L’art a-t-il une utilité ?

icône de pdf
Signaler

L’art est-il gratuit et désintéressé ou n’est-il qu’un moyen d’exprimer un message religieux, politique, etc. ? Tenter de répondre à cette question suppose d’interroger le statut social et historique de l’art.

I) L’art exprime un message

Les peintures des grottes de Lascaux avaient le pouvoir magique de favoriser la chasse. Les temples grecs ou les cathédrales gothiques devaient glorifier les dieux et soutenir la foi des croyants. Longtemps, l’art a eu une fonction ésotérique ou religieuse.

Il a pu être utilisé également comme un moyen efficace au service d’un message politique. La publicité, quant à elle, soumet l’art à une utilité commerciale et véhicule un modèle de société consumériste.

Cependant, vouloir faire de l’art une expression revient à en faire un langage à interpréter, renvoyant à une vérité rendue à travers des symboles. C’est réduire l’art à un moyen au lieu d’en faire une activité ayant sa fin en soi.

II) L’art est désintéressé

1 ) L’art n’a pas d’utilité

Pour Kant, l’art et le beau doivent être désintéressés. Le beau doit être distingué de l’utile. On doit ainsi distinguer « beauté libre » et « beauté adhérente » : admirer une voiture de course pour sa belle ligne, c’est goûter à la beauté libre par un jugement de goût ; l’admirer parce qu’elle va vite, c’est admirer sa beauté adhérente par un jugement d’utilité.

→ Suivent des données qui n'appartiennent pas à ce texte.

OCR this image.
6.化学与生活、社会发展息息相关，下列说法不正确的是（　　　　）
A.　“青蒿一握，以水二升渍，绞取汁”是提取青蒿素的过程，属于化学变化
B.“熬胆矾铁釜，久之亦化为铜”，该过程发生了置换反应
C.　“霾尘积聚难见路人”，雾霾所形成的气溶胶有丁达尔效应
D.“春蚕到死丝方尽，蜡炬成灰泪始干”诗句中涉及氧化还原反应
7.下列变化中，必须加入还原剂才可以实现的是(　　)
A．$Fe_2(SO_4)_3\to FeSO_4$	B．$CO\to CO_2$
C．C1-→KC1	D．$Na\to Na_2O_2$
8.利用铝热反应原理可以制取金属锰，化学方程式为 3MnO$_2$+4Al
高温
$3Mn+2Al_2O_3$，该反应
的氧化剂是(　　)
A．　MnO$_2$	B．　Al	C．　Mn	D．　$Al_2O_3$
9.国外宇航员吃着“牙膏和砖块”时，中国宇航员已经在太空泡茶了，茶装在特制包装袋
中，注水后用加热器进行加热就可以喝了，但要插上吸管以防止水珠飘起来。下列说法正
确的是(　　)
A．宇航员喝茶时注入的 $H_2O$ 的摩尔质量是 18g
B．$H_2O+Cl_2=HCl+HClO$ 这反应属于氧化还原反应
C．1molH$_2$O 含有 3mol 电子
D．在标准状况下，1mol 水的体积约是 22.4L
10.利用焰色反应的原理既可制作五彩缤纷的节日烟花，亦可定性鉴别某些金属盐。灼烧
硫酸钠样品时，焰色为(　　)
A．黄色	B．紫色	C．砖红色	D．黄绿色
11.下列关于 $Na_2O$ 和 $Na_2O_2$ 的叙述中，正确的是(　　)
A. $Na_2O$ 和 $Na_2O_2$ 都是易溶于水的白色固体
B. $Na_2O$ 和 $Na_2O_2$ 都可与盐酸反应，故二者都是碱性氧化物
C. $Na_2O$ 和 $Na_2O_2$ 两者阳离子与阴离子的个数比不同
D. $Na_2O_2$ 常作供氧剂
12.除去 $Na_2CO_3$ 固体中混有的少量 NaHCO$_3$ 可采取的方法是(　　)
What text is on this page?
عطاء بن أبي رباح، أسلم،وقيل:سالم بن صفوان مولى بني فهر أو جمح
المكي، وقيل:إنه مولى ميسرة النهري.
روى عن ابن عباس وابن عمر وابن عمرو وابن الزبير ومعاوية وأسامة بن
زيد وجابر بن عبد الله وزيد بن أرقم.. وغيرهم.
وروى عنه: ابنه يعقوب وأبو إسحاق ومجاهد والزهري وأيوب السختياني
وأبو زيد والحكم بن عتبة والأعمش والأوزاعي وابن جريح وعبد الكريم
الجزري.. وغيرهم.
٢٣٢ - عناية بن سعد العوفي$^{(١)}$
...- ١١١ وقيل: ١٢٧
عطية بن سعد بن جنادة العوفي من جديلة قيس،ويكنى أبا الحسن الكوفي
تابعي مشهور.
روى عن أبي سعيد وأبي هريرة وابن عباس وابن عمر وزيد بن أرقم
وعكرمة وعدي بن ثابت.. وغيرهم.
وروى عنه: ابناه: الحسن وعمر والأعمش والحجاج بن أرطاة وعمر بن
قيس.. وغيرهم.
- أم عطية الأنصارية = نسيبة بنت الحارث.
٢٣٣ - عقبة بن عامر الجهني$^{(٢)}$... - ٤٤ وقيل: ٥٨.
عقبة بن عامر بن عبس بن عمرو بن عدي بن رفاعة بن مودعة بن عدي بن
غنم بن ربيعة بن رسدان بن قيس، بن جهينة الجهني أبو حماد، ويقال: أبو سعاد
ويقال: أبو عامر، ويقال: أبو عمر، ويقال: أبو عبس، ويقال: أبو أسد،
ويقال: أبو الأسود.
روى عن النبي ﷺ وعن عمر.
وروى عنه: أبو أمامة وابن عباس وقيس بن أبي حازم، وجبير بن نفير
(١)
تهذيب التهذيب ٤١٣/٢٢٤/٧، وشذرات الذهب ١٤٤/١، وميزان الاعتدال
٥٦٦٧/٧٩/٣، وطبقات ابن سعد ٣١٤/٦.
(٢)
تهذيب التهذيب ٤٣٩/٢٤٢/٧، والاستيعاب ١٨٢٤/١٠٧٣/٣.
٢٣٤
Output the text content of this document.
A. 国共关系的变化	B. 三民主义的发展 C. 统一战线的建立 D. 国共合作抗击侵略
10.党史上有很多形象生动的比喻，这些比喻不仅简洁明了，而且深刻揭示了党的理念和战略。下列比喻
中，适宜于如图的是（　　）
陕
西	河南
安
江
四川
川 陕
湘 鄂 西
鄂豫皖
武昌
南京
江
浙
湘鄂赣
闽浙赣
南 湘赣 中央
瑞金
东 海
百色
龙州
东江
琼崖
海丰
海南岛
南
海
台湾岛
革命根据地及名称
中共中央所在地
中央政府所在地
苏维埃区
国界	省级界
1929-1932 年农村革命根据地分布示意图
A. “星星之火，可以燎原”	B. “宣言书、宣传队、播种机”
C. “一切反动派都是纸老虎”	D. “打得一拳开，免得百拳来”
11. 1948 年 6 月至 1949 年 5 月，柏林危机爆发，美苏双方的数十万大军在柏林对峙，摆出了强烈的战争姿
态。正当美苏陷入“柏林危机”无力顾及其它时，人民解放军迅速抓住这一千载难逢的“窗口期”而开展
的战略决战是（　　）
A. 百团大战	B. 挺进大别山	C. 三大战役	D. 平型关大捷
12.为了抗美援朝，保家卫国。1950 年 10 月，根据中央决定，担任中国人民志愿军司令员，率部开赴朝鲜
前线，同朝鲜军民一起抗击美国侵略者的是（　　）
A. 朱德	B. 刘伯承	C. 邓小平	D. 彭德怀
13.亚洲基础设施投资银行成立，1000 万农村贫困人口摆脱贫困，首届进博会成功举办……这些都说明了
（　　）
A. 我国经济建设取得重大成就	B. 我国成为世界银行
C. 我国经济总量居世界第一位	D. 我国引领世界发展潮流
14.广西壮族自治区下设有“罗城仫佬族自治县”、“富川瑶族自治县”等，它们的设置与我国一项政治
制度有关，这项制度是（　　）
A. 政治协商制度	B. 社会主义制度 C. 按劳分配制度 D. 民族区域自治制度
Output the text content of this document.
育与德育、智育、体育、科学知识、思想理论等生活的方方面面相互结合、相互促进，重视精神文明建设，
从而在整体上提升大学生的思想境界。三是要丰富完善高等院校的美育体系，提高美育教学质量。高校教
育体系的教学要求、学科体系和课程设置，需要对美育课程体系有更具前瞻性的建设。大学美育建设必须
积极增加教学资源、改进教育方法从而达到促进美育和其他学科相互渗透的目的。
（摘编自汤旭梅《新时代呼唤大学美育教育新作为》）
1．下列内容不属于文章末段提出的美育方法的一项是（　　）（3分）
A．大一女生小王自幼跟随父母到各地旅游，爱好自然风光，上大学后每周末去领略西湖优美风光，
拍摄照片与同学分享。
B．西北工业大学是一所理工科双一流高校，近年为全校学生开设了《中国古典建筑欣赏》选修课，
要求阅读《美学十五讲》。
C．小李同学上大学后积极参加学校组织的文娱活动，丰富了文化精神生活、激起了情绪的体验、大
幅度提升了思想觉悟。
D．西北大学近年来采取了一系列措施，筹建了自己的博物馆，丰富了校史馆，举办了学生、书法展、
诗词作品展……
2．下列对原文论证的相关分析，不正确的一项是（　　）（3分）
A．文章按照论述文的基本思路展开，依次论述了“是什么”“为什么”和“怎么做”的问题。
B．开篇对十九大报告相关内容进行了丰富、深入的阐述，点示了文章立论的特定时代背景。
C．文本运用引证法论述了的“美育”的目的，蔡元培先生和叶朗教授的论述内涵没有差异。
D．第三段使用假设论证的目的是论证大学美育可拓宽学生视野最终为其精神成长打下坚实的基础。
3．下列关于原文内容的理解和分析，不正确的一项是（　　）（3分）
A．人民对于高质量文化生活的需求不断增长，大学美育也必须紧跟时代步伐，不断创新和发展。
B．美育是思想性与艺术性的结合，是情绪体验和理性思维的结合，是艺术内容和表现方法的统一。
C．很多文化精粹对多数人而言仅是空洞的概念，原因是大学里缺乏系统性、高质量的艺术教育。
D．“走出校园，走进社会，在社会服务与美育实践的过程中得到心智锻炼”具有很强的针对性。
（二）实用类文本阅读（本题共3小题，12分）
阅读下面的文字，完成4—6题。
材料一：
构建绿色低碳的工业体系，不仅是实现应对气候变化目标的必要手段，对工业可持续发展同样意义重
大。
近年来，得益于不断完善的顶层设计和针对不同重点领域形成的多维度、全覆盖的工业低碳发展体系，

Le beau doit être aussi distingué de l’agréable. Le beau procure un plaisir formel (la présentation esthétique d’un plat), l’agréable apporte un plaisir matériel (l’odeur appétissante du même plat).

Le beau doit être également distingué du vrai, puisqu’il est affaire de goût, et qu’il n’y a là ni preuve, ni connaissance objective (l’art n’est pas une science au sens classique du terme).

2) L’art nous détache des choses matérielles

Enfin, pour Kant, le beau doit être distingué du bon : l’art n’est ni moral, ni immoral. Vouloir censurer Les fleurs du mal ou Madame Bovary, c’est mépriser cette indépendance et cette liberté formelle de l’art.

Néanmoins, son caractère désintéressé en fait une introduction à la morale, en nous exerçant à nous détacher des intérêts matériels.

3)  Le beau et le sublime

Si le beau nous fait goûter une forme finie et harmonieuse, le sublime nous expose à un phénomène monstrueux qui suscite en nous effroi et admiration (la mer déchaînée, la haute montagne). Le sublime est, selon Kant, l’expérience esthétique qui introduit au sentiment religieux de ce qui nous dépasse.

III) Expression de quelque chose ou « perception brute » ?

Pourtant, l’histoire de l’art conduit à relativiser cette conception, qui fait de l’art gratuit une forme moderne du sacré. Pour Hegel, l’art – à travers son histoire – exprime l’esprit d’un peuple ; pour Marx, il représente des intérêts de classe. Pour Freud, il est l’expression de l’inconscient, des désirs refoulés et sublimés.

Mot-clé

Selon la psychanalyse de Freud, la sublimation est l’expression de pulsions coupables sous des formes socialement valorisées. C’est ce que fait l’art, mais aussi le sport, la science ou la politique.

Cette interprétation de l’art comme expression est rejetée par Bergson et Merleau-Ponty, qui réaffirment la gratuité de l’art : l’art doit être « perception brute » et pure présence au monde, dégagée de considérations utilitaires.